| Gold Bar for Centenarian |
| May I be privileged to bring loving greetings to the State Presidents and
to all local associations in the Confederated Southern Memorial Association
to our beloved and distinguished President General and to all of her staff
officers. Greetings and best wishes for the entire work, a new year of
lively interest, fine and lasting achieving. North Carolina is loyal and
true to the Confederate cause, and we are keeping her traditional memories
green.

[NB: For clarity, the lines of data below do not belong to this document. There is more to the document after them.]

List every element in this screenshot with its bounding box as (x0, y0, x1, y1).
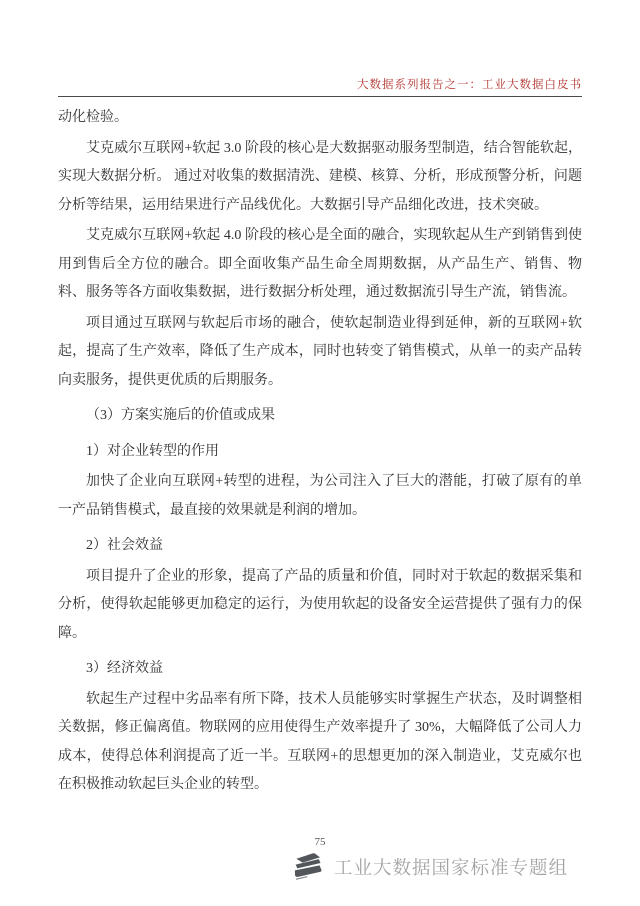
body-paragraph: 软起生产过程中劣品率有所下降，技术人员能够实时掌握生产状态，及时调整相关数据，修… (58, 686, 582, 800)
body-paragraph: 项目通过互联网与软起后市场的融合，使软起制造业得到延伸，新的互联网+软起，提高了… (58, 310, 582, 396)
section-heading: （3）方案实施后的价值或成果 (58, 402, 582, 431)
footer-logo-text: 工业大数据国家标准专题组 (334, 854, 568, 880)
document-body: 动化检验。艾克威尔互联网+软起 3.0 阶段的核心是大数据驱动服务型制造，结合智… (58, 104, 582, 800)
document-page: 大数据系列报告之一：工业大数据白皮书 动化检验。艾克威尔互联网+软起 3.0 阶… (0, 0, 640, 906)
section-heading: 2）社会效益 (58, 532, 582, 561)
body-paragraph: 加快了企业向互联网+转型的进程，为公司注入了巨大的潜能，打破了原有的单一产品销售… (58, 468, 582, 525)
body-paragraph: 动化检验。 (58, 104, 582, 133)
section-heading: 3）经济效益 (58, 655, 582, 684)
page-number: 75 (0, 836, 640, 848)
body-paragraph: 艾克威尔互联网+软起 3.0 阶段的核心是大数据驱动服务型制造，结合智能软起，实… (58, 135, 582, 221)
stacked-books-icon (291, 851, 325, 882)
header-rule-divider (58, 96, 582, 97)
body-paragraph: 艾克威尔互联网+软起 4.0 阶段的核心是全面的融合，实现软起从生产到销售到使用… (58, 222, 582, 308)
page-header: 大数据系列报告之一：工业大数据白皮书 (58, 76, 582, 97)
footer-logo: 工业大数据国家标准专题组 (291, 851, 568, 882)
section-heading: 1）对企业转型的作用 (58, 438, 582, 467)
body-paragraph: 项目提升了企业的形象，提高了产品的质量和价值，同时对于软起的数据采集和分析，使得… (58, 563, 582, 649)
header-title: 大数据系列报告之一：工业大数据白皮书 (58, 76, 582, 96)
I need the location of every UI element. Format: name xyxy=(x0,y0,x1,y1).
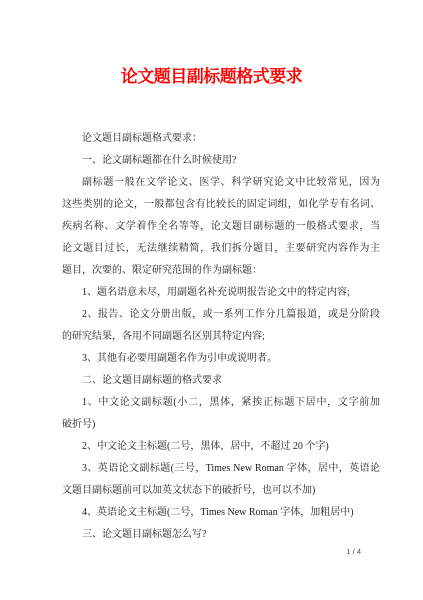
text-line: 论文题目过长，无法继续精简，我们拆分题目，主要研究内容作为主 xyxy=(62,238,380,260)
text-line: 疾病名称、文学着作全名等等，论文题目副标题的一般格式要求，当 xyxy=(62,216,380,238)
text-line: 一、论文副标题都在什么时候使用? xyxy=(62,150,380,172)
document-body: 论文题目副标题格式要求： 一、论文副标题都在什么时候使用? 副标题一般在文学论文… xyxy=(62,128,380,546)
document-title: 论文题目副标题格式要求 xyxy=(0,62,423,87)
text-line: 三、论文题目副标题怎么写? xyxy=(62,524,380,546)
text-line: 2、中文论文主标题(二号，黑体，居中，不超过 20 个字) xyxy=(62,436,380,458)
text-line: 1、题名语意未尽，用副题名补充说明报告论文中的特定内容; xyxy=(62,282,380,304)
text-line: 文题目副标题前可以加英文状态下的破折号，也可以不加) xyxy=(62,480,380,502)
text-line: 论文题目副标题格式要求： xyxy=(62,128,380,150)
text-line: 3、英语论文副标题(三号，Times New Roman 字体，居中，英语论 xyxy=(62,458,380,480)
text-line: 破折号) xyxy=(62,414,380,436)
text-line: 副标题一般在文学论文、医学、科学研究论文中比较常见，因为 xyxy=(62,172,380,194)
page-number: 1 / 4 xyxy=(346,547,361,556)
text-line: 二、论文题目副标题的格式要求 xyxy=(62,370,380,392)
text-line: 题目，次要的、限定研究范围的作为副标题： xyxy=(62,260,380,282)
text-line: 这些类别的论文，一般都包含有比较长的固定词组，如化学专有名词、 xyxy=(62,194,380,216)
text-line: 的研究结果，各用不同副题名区别其特定内容; xyxy=(62,326,380,348)
text-line: 3、其他有必要用副题名作为引申或说明者。 xyxy=(62,348,380,370)
text-line: 4、英语论文主标题(二号，Times New Roman 字体，加粗居中) xyxy=(62,502,380,524)
document-page: 论文题目副标题格式要求 论文题目副标题格式要求： 一、论文副标题都在什么时候使用… xyxy=(0,0,423,600)
text-line: 2、报告、论文分册出版，或一系列工作分几篇报道，或是分阶段 xyxy=(62,304,380,326)
text-line: 1、中文论文副标题(小二，黑体，紧挨正标题下居中，文字前加 xyxy=(62,392,380,414)
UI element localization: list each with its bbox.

On Sunday, December 19, 1926, it was my high privilege and pleasure
to ride more than two hundred miles to bestow the Bar of Honor on Mrs Julia
Anne Pridgen, of Currie, NC. She celebrated her one hundred and third
birghday anniversary on November 3, 1926. Her eldest son, MM Pridgen,
served throughout the war period in Brice's company, under General Whiting;
a younger son served at a tender age the latter part of the war in railroad
construction work; her husband served the period of the war in constructive
foundry work; she gave of her personal best work for the soldiers, three of
them her own, in rearing and providing for her twelve children and serving
her neighbors as general helper, adviser, and in administering medical
service when and where physicians were unobtainable. Mrs Pridgen is typical
of the brave, indomitable, ingenius, enduring, sacrificing women of teh
period of the sixties. She is finely preserved, few gray hairs showing in
her raven locks, faculties clear, interested in home, loved ones, and
affairs; a fine dinner being prepared for all guests assembled, she quickly
leaves off conversing and repairs to the rear to "hurry up dinner." Her
daughters, Misses Marietta and Julia, living with theri mother, were
supervising. Her son and youngest child, Mr. Rufus D. Pridgen, the faithful
head of the household, was master of ceremonies. His mother in his hands is
tenderly cared for. After dinner we repaired to the rear yard, he
entertaining us for a brief while by feeding wild birds of the
semi-tropical, Southern, moss-laden forests near by, filling his hands with
pecan nuts, the birds, in turn, suddenly lighting on his hand and, in every
instance swiftly taking away the largest nut piece. We held a brief, pretty, and impressive service, another son, Mr. D.L. Pridgen, designated by the State President, decorated his venerated, venerable mother with the Bar of Honor bestowed by Mrs Jesse Jackson Yates, of Asheville, North Carolina State President, in behalf of the Confederated Southern Memorial Association and the President General, Mrs. Arthur McDermot Wilson, of Atlanta Ga.